Al-Qaeda-linked gunmen, cited by Mauritania's ANI news agency, said they were still holding seven foreigners at a remote Algerian gas plant deep in the Sahara desert - three Belgians, two Americans, one Japanese and a Briton.

An Algerian security official put their number at 10.

However, more workers remain unaccounted for, and the fate of at least 10 Japanese nationals is unknown, according to Tokyo.

Mr Abe called for all-out efforts to collect accurate information on the situation and for close international cooperation to resolve the crisis.

The Islamist captors have demanded a prisoner swap and an end to French military action in Mali.

The meeting in Tokyo came shortly after a joint news conference in Washington involving US Secretary of State Hillary Clinton and Japanese Foreign Minister Fumio Kishida.

"The government of Japan has been requesting the government of Algeria to place the utmost priority on ensuring the safety and the lives of the hostages," Mr Kishida said.

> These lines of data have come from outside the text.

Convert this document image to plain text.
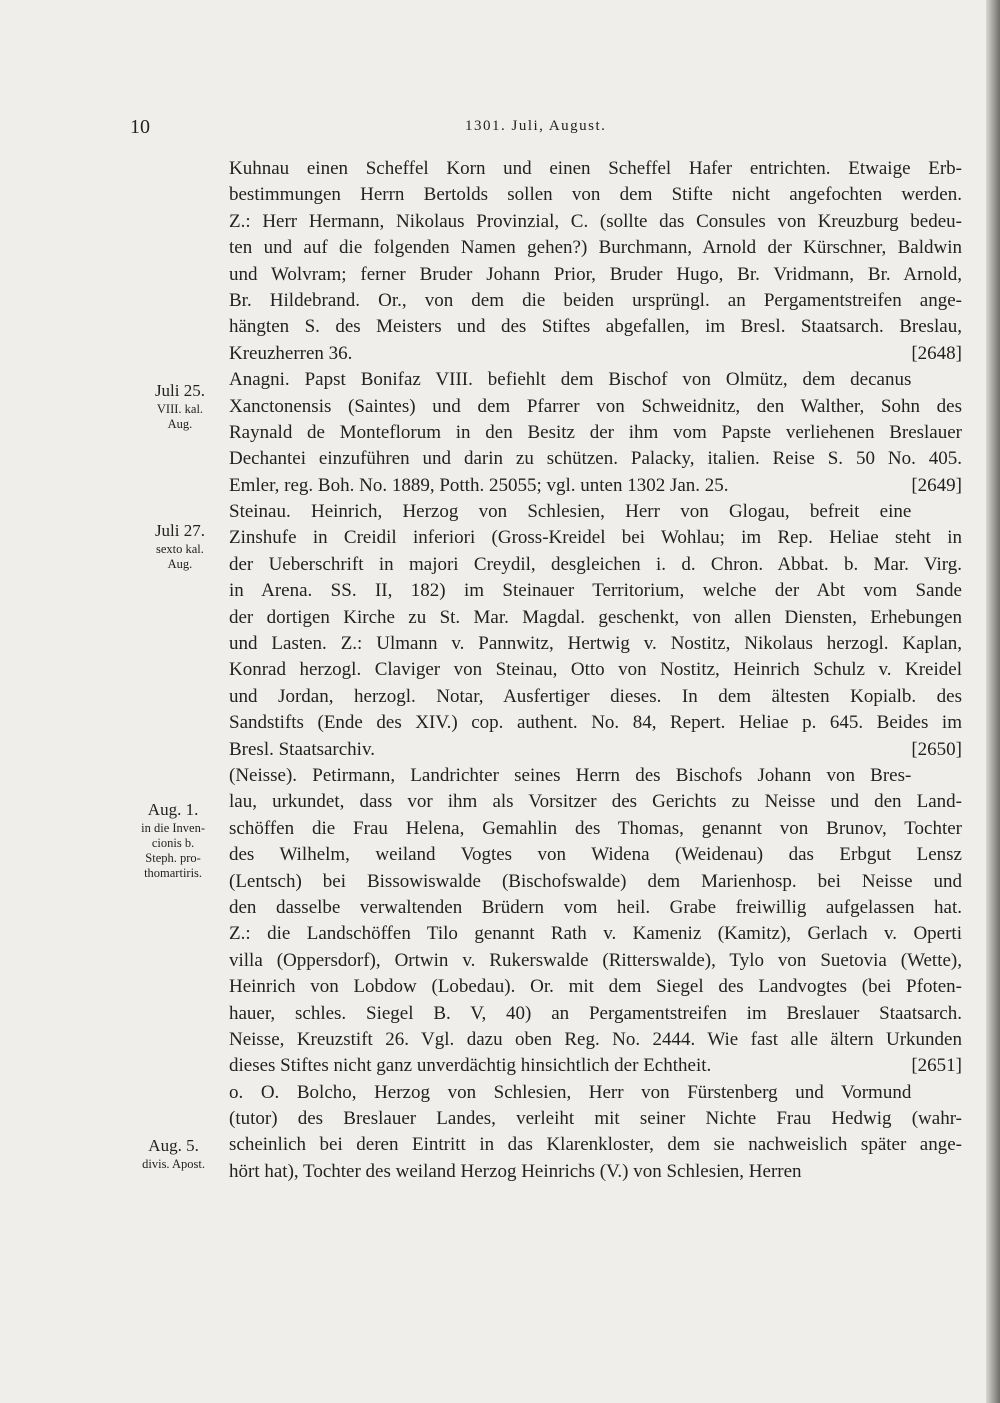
10	1301. Juli, August.
Juli 25.
VIII. kal.
Aug.
Juli 27.
sexto kal.
Aug.
Aug. 1.
in die Inven-
cionis b.
Steph. pro-
thomartiris.
Aug. 5.
divis. Apost.
Kuhnau einen Scheffel Korn und einen Scheffel Hafer entrichten. Etwaige Erb-
bestimmungen Herrn Bertolds sollen von dem Stifte nicht angefochten werden.
Z.: Herr Hermann, Nikolaus Provinzial, C. (sollte das Consules von Kreuzburg bedeu-
ten und auf die folgenden Namen gehen?) Burchmann, Arnold der Kürschner, Baldwin
und Wolvram; ferner Bruder Johann Prior, Bruder Hugo, Br. Vridmann, Br. Arnold,
Br. Hildebrand. Or., von dem die beiden ursprüngl. an Pergamentstreifen ange-
hängten S. des Meisters und des Stiftes abgefallen, im Bresl. Staatsarch. Breslau,
Kreuzherren 36.	[2648]
Anagni. Papst Bonifaz VIII. befiehlt dem Bischof von Olmütz, dem decanus
Xanctonensis (Saintes) und dem Pfarrer von Schweidnitz, den Walther, Sohn des
Raynald de Monteflorum in den Besitz der ihm vom Papste verliehenen Breslauer
Dechantei einzuführen und darin zu schützen. Palacky, italien. Reise S. 50 No. 405.
Emler, reg. Boh. No. 1889, Potth. 25055; vgl. unten 1302 Jan. 25.	[2649]
Steinau. Heinrich, Herzog von Schlesien, Herr von Glogau, befreit eine
Zinshufe in Creidil inferiori (Gross-Kreidel bei Wohlau; im Rep. Heliae steht in
der Ueberschrift in majori Creydil, desgleichen i. d. Chron. Abbat. b. Mar. Virg.
in Arena. SS. II, 182) im Steinauer Territorium, welche der Abt vom Sande
der dortigen Kirche zu St. Mar. Magdal. geschenkt, von allen Diensten, Erhebungen
und Lasten. Z.: Ulmann v. Pannwitz, Hertwig v. Nostitz, Nikolaus herzogl. Kaplan,
Konrad herzogl. Claviger von Steinau, Otto von Nostitz, Heinrich Schulz v. Kreidel
und Jordan, herzogl. Notar, Ausfertiger dieses. In dem ältesten Kopialb. des
Sandstifts (Ende des XIV.) cop. authent. No. 84, Repert. Heliae p. 645. Beides im
Bresl. Staatsarchiv.	[2650]
(Neisse). Petirmann, Landrichter seines Herrn des Bischofs Johann von Bres-
lau, urkundet, dass vor ihm als Vorsitzer des Gerichts zu Neisse und den Land-
schöffen die Frau Helena, Gemahlin des Thomas, genannt von Brunov, Tochter
des Wilhelm, weiland Vogtes von Widena (Weidenau) das Erbgut Lensz
(Lentsch) bei Bissowiswalde (Bischofswalde) dem Marienhosp. bei Neisse und
den dasselbe verwaltenden Brüdern vom heil. Grabe freiwillig aufgelassen hat.
Z.: die Landschöffen Tilo genannt Rath v. Kameniz (Kamitz), Gerlach v. Operti
villa (Oppersdorf), Ortwin v. Rukerswalde (Ritterswalde), Tylo von Suetovia (Wette),
Heinrich von Lobdow (Lobedau). Or. mit dem Siegel des Landvogtes (bei Pfoten-
hauer, schles. Siegel B. V, 40) an Pergamentstreifen im Breslauer Staatsarch.
Neisse, Kreuzstift 26. Vgl. dazu oben Reg. No. 2444. Wie fast alle ältern Urkunden
dieses Stiftes nicht ganz unverdächtig hinsichtlich der Echtheit.	[2651]
o. O. Bolcho, Herzog von Schlesien, Herr von Fürstenberg und Vormund
(tutor) des Breslauer Landes, verleiht mit seiner Nichte Frau Hedwig (wahr-
scheinlich bei deren Eintritt in das Klarenkloster, dem sie nachweislich später ange-
hört hat), Tochter des weiland Herzog Heinrichs (V.) von Schlesien, Herren
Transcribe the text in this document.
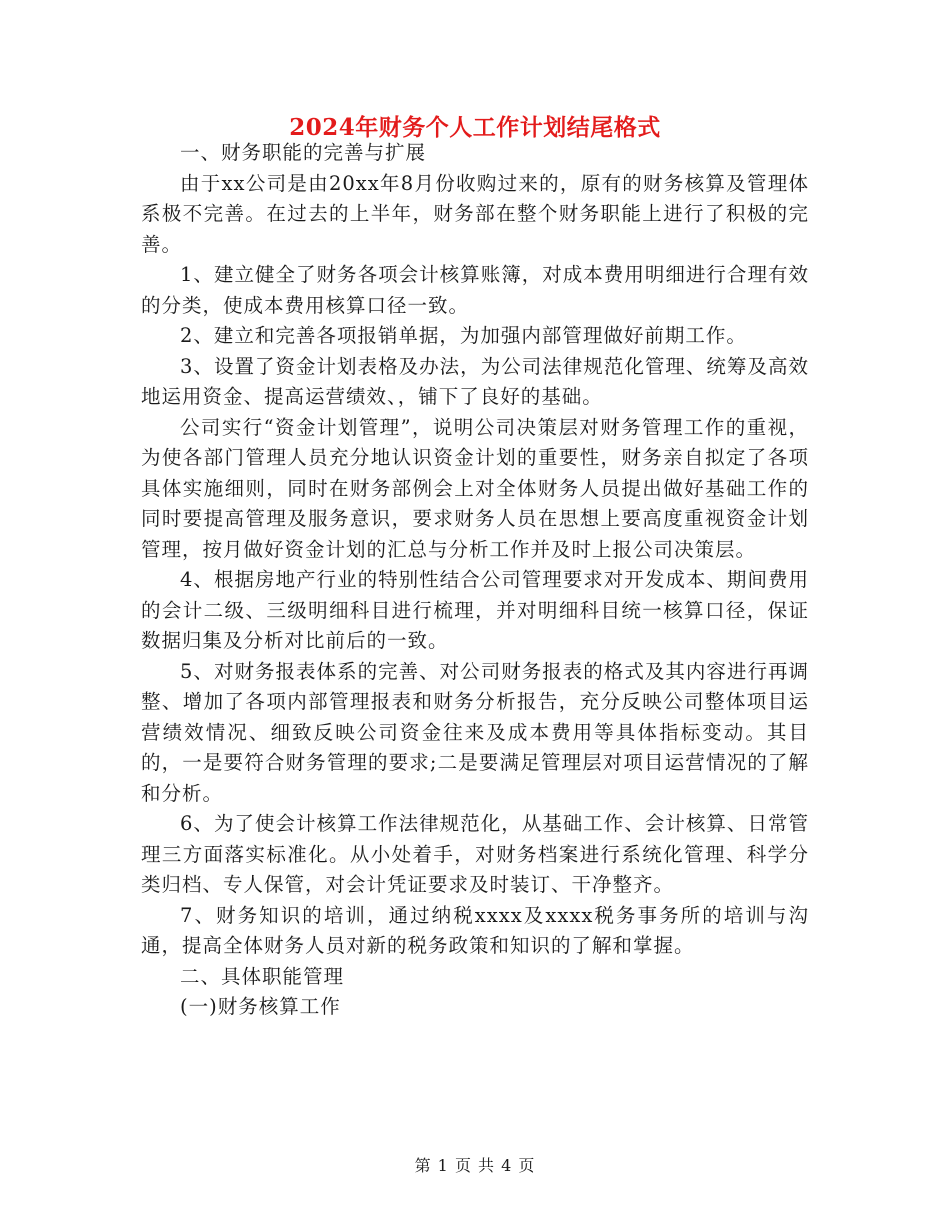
2024年财务个人工作计划结尾格式

一、财务职能的完善与扩展

由于xx公司是由20xx年8月份收购过来的，原有的财务核算及管理体系极不完善。在过去的上半年，财务部在整个财务职能上进行了积极的完善。

1、建立健全了财务各项会计核算账簿，对成本费用明细进行合理有效的分类，使成本费用核算口径一致。

2、建立和完善各项报销单据，为加强内部管理做好前期工作。

3、设置了资金计划表格及办法，为公司法律规范化管理、统筹及高效地运用资金、提高运营绩效、，铺下了良好的基础。

公司实行“资金计划管理”，说明公司决策层对财务管理工作的重视，为使各部门管理人员充分地认识资金计划的重要性，财务亲自拟定了各项具体实施细则，同时在财务部例会上对全体财务人员提出做好基础工作的同时要提高管理及服务意识，要求财务人员在思想上要高度重视资金计划管理，按月做好资金计划的汇总与分析工作并及时上报公司决策层。

4、根据房地产行业的特别性结合公司管理要求对开发成本、期间费用的会计二级、三级明细科目进行梳理，并对明细科目统一核算口径，保证数据归集及分析对比前后的一致。

5、对财务报表体系的完善、对公司财务报表的格式及其内容进行再调整、增加了各项内部管理报表和财务分析报告，充分反映公司整体项目运营绩效情况、细致反映公司资金往来及成本费用等具体指标变动。其目的，一是要符合财务管理的要求;二是要满足管理层对项目运营情况的了解和分析。

6、为了使会计核算工作法律规范化，从基础工作、会计核算、日常管理三方面落实标准化。从小处着手，对财务档案进行系统化管理、科学分类归档、专人保管，对会计凭证要求及时装订、干净整齐。

7、财务知识的培训，通过纳税xxxx及xxxx税务事务所的培训与沟通，提高全体财务人员对新的税务政策和知识的了解和掌握。

二、具体职能管理

(一)财务核算工作

第 1 页 共 4 页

International criticism of the haste with which Algeria launched a dramatic military assault to rescue the hostages has been mounting, after an Algerian security official said it had left dead 12 hostages and 18 kidnappers.

Japanese plant builder JGC, which has 78 employees at the site, said it had now accounted for 17 of them - seven Japanese and 10 others, including two Philippine nationals and a Romanian.

JGC president Koichi Kawana and other senior officials left for Algeria early Saturday.

"Since the safety of many more people has yet to be confirmed, I would like to confirm their safety based on firm and accurate information," Mr Kawana told reporters ahead of his departure.